“The more people hold beliefs that others expect them not to experience negative emotions, the more frequently and intensely they are likely to experience those negative emotions.”—
Feeling bad about feeling sad: the role of social expectancies in amplifying negative mood (2012) by Bastian et al.
Interesting paper about how our perception of how others expect us not to feel negative emotions ends up making us experiencing more negative emotions.
As the authors say:
One does not need to look far to see which emotions are socially valued and more normative than others. Daily we are reminded of the value of happiness, from TV advertising that highlights the hedonic pleasures of consumption, to national campaigns designed to improve happiness and well-being. Meanwhile, commonplace emotional experiences such as sadness, depression, or anxiety are pathologized and medicalized, viewed as deviant from the desired norm […]. Negative emotions are touted as bad for our health […], have been shown to impact negatively on those around us […], and can be “cured” with a wide array of drugs and interventions designed to quickly and efficiently return us to normality. On the other hand, the many benefits of negative emotions, such as their creative potential […], importance for interpersonal relations […], and role in achieving a rich and meaningful life […] are rarely prominent in current social discourse.

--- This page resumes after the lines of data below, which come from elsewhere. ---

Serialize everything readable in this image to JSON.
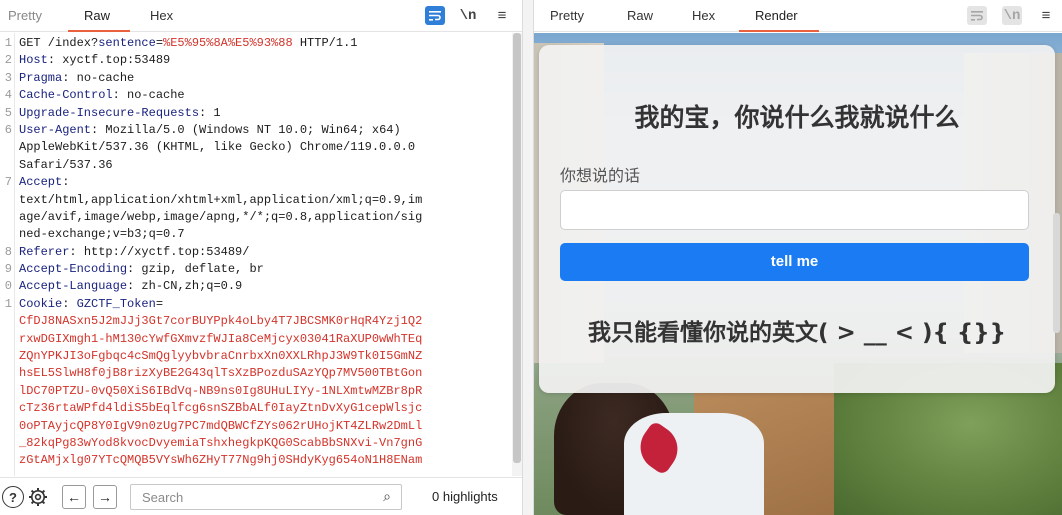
{
  "left_tabs": [
    "Pretty",
    "Raw",
    "Hex"
  ],
  "left_active_tab": "Raw",
  "left_toolbar": {
    "wrap_icon": "wrap-lines-icon",
    "newline_label": "\\n",
    "menu_icon": "hamburger-menu-icon"
  },
  "request_lines": [
    {
      "num": "1",
      "parts": [
        [
          "GET /index?",
          ""
        ],
        [
          "sentence",
          "qparam"
        ],
        [
          "=",
          ""
        ],
        [
          "%E5%95%8A%E5%93%88",
          "qval"
        ],
        [
          " HTTP/1.1",
          ""
        ]
      ]
    },
    {
      "num": "2",
      "parts": [
        [
          "Host",
          "hname"
        ],
        [
          ": xyctf.top:53489",
          ""
        ]
      ]
    },
    {
      "num": "3",
      "parts": [
        [
          "Pragma",
          "hname"
        ],
        [
          ": no-cache",
          ""
        ]
      ]
    },
    {
      "num": "4",
      "parts": [
        [
          "Cache-Control",
          "hname"
        ],
        [
          ": no-cache",
          ""
        ]
      ]
    },
    {
      "num": "5",
      "parts": [
        [
          "Upgrade-Insecure-Requests",
          "hname"
        ],
        [
          ": 1",
          ""
        ]
      ]
    },
    {
      "num": "6",
      "parts": [
        [
          "User-Agent",
          "hname"
        ],
        [
          ": Mozilla/5.0 (Windows NT 10.0; Win64; x64)",
          ""
        ]
      ]
    },
    {
      "num": "",
      "parts": [
        [
          "AppleWebKit/537.36 (KHTML, like Gecko) Chrome/119.0.0.0",
          ""
        ]
      ]
    },
    {
      "num": "",
      "parts": [
        [
          "Safari/537.36",
          ""
        ]
      ]
    },
    {
      "num": "7",
      "parts": [
        [
          "Accept",
          "hname"
        ],
        [
          ":",
          ""
        ]
      ]
    },
    {
      "num": "",
      "parts": [
        [
          "text/html,application/xhtml+xml,application/xml;q=0.9,im",
          ""
        ]
      ]
    },
    {
      "num": "",
      "parts": [
        [
          "age/avif,image/webp,image/apng,*/*;q=0.8,application/sig",
          ""
        ]
      ]
    },
    {
      "num": "",
      "parts": [
        [
          "ned-exchange;v=b3;q=0.7",
          ""
        ]
      ]
    },
    {
      "num": "8",
      "parts": [
        [
          "Referer",
          "hname"
        ],
        [
          ": http://xyctf.top:53489/",
          ""
        ]
      ]
    },
    {
      "num": "9",
      "parts": [
        [
          "Accept-Encoding",
          "hname"
        ],
        [
          ": gzip, deflate, br",
          ""
        ]
      ]
    },
    {
      "num": "0",
      "parts": [
        [
          "Accept-Language",
          "hname"
        ],
        [
          ": zh-CN,zh;q=0.9",
          ""
        ]
      ]
    },
    {
      "num": "1",
      "parts": [
        [
          "Cookie",
          "hname"
        ],
        [
          ": ",
          ""
        ],
        [
          "GZCTF_Token",
          "hname"
        ],
        [
          "=",
          ""
        ]
      ]
    },
    {
      "num": "",
      "parts": [
        [
          "CfDJ8NASxn5J2mJJj3Gt7corBUYPpk4oLby4T7JBCSMK0rHqR4Yzj1Q2",
          "cookie"
        ]
      ]
    },
    {
      "num": "",
      "parts": [
        [
          "rxwDGIXmgh1-hM130cYwfGXmvzfWJIa8CeMjcyx03041RaXUP0wWhTEq",
          "cookie"
        ]
      ]
    },
    {
      "num": "",
      "parts": [
        [
          "ZQnYPKJI3oFgbqc4cSmQglyybvbraCnrbxXn0XXLRhpJ3W9Tk0I5GmNZ",
          "cookie"
        ]
      ]
    },
    {
      "num": "",
      "parts": [
        [
          "hsEL5SlwH8f0jB8rizXyBE2G43qlTsXzBPozduSAzYQp7MV500TBtGon",
          "cookie"
        ]
      ]
    },
    {
      "num": "",
      "parts": [
        [
          "lDC70PTZU-0vQ50XiS6IBdVq-NB9ns0Ig8UHuLIYy-1NLXmtwMZBr8pR",
          "cookie"
        ]
      ]
    },
    {
      "num": "",
      "parts": [
        [
          "cTz36rtaWPfd4ldiS5bEqlfcg6snSZBbALf0IayZtnDvXyG1cepWlsjc",
          "cookie"
        ]
      ]
    },
    {
      "num": "",
      "parts": [
        [
          "0oPTAyjcQP8Y0IgV9n0zUg7PC7mdQBWCfZYs062rUHojKT4ZLRw2DmLl",
          "cookie"
        ]
      ]
    },
    {
      "num": "",
      "parts": [
        [
          "_82kqPg83wYod8kvocDvyemiaTshxhegkpKQG0ScabBbSNXvi-Vn7gnG",
          "cookie"
        ]
      ]
    },
    {
      "num": "",
      "parts": [
        [
          "zGtAMjxlg07YTcQMQB5VYsWh6ZHyT77Ng9hj0SHdyKyg654oN1H8ENam",
          "cookie"
        ]
      ]
    }
  ],
  "bottom_bar": {
    "help_label": "?",
    "back_label": "←",
    "forward_label": "→",
    "search_placeholder": "Search",
    "highlights": "0 highlights"
  },
  "right_tabs": [
    "Pretty",
    "Raw",
    "Hex",
    "Render"
  ],
  "right_active_tab": "Render",
  "right_toolbar": {
    "newline_label": "\\n"
  },
  "render_page": {
    "title": "我的宝，你说什么我就说什么",
    "input_label": "你想说的话",
    "input_value": "",
    "button_label": "tell me",
    "message": "我只能看懂你说的英文( > __ < ){ {}}"
  },
  "colors": {
    "accent_tab": "#e8613c",
    "button_blue": "#1a7bf2",
    "header_name": "#1a237e",
    "cookie_value": "#d3332a"
  }
}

I feel that these counterproductive notions are promoted also by some branch of psychology, like positive psychology. When I was studying the literature for my thesis I’ve read something about grief therapy, a form of psychotherapy the goal of which is to help people cope with grief and mourning following the death of loved ones, and it turns out it increases the depressive symptoms.
Negative emotions are not always negative for you.
You’re allowed to be sad. And depressed, and anxious and whatever.